In 2022, the Hunga Tonga-Hunga Ha’apai underwater volcanic eruption shocked the world, sending massive tsunamis and plumes of ash into the sky. New research from The Australian National University (ANU) has finally shed light on the trigger behind one of the largest volcanic eruptions in history. This cataclysmic event, which had puzzled the scientific community for two years, is now better understood thanks to groundbreaking research led by a team of ANU seismologists.
The Mystery Behind the Eruption
The Hunga Tonga underwater volcano eruption was a record-breaking event, leaving scientists searching for answers about its cause. Until recently, many believed that the eruption was caused by the interaction between hot magma and cold seawater. However, the student-led team at ANU has revealed a surprising new trigger: an explosion equivalent to the force of five of the largest underground nuclear bombs ever detonated.
“Our findings confirm that the eruption was triggered by an explosion, likely due to gas-compressed rock, which released energy comparable to five underground nuclear tests conducted by North Korea in 2017,” said Jinyin Hu, an ANU PhD student and co-author of the study.
Hu explained that the gas-compressed rock, trapped beneath a shallow sea, acted like an “overcooked pressure cooker.” The explosive release of energy was powerful enough to send shockwaves and trigger the massive eruption, creating a force that shook the earth and ocean alike.

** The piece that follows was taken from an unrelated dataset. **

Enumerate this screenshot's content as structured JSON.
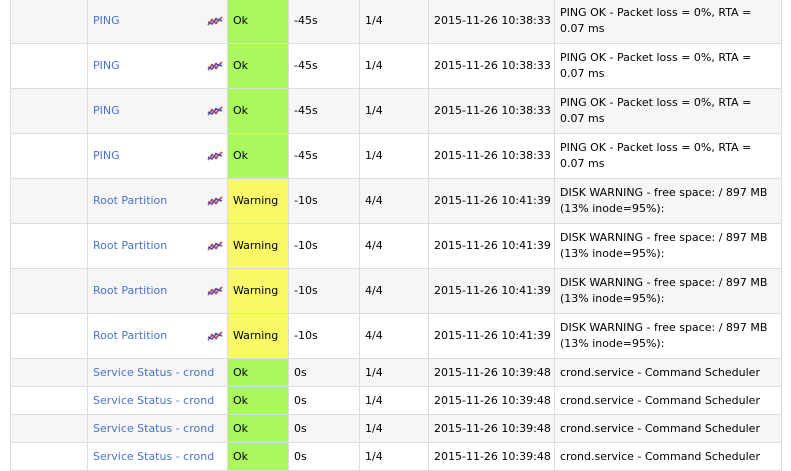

A Massive Explosion That Shook the World
Study co-author Dr. Thanh-Son Pham explained the magnitude of the explosion and its devastating consequences. The event caused a massive vertical displacement of water, sending it skyrocketing into the atmosphere and generating tsunamis that reached as high as 45 meters (148 feet) on nearby islands. The researchers estimated that enough water was displaced to fill around one million Olympic-sized swimming pools.
“The water volume that was uplifted during the event was immense,” Dr. Pham said. “This vertical push of water was one of the main causes behind the deadly tsunamis that impacted the region.”
Further supporting this explanation, the research team used seismic waveform modeling to analyze the eruption. They observed a significant vertical force pointing upward during the event, which they initially found puzzling. However, they soon realized that the solid earth rebounded after the enormous water column was displaced, providing further evidence of the explosion’s immense power.
Advanced Seismic Techniques Reveal the Truth
To uncover the mechanism behind the eruption, the researchers employed a technique initially developed to study underground explosions. This forensic seismology approach, often used to detect nuclear tests, enabled the team to accurately analyze the seismic records of the eruption. The event's seismic signature revealed clear similarities to the seismic patterns of underground nuclear explosions, confirming the explosion's extraordinary force.
Study co-author, Professor Hrvoje Tkalčić of ANU, praised the role of seismology in unraveling this mystery: “With Hunga Tonga, we have a short-duration explosive event observed globally. The academic curiosity and forensic seismology applied in this research represent scientific investigation at its best.”
The eruption’s impact was felt around the globe, and it remains one of the best-recorded events of its kind. The team’s use of advanced monitoring systems—ranging from satellite imagery to seismic sensors—allowed them to piece together a detailed picture of what happened. According to Jinyin Hu, “This is one of the largest events in our lifetime, and fortunately, we had multiple ways to record and study it.”
Lessons for the Future
The Hunga Tonga eruption, along with the 1991 eruption of Mount Pinatubo in the Philippines, ranks as one of the most significant volcanic events of the modern era. However, unlike the Pinatubo eruption, which occurred during a time when monitoring technology was less advanced, the Tonga eruption was recorded by sophisticated systems, providing valuable data for scientists.
The research team emphasized the importance of continued monitoring of volcanic sites. By closely observing gas releases and seismic activity, they believe scientists can better prepare for future eruptions and potentially mitigate their destructive impacts.
As the world continues to grapple with the risks posed by natural disasters, understanding the forces behind them—like the explosion that triggered the Hunga Tonga eruption—is critical. The research from ANU offers not only an explanation for this historic event but also vital insights that could help prevent future catastrophes.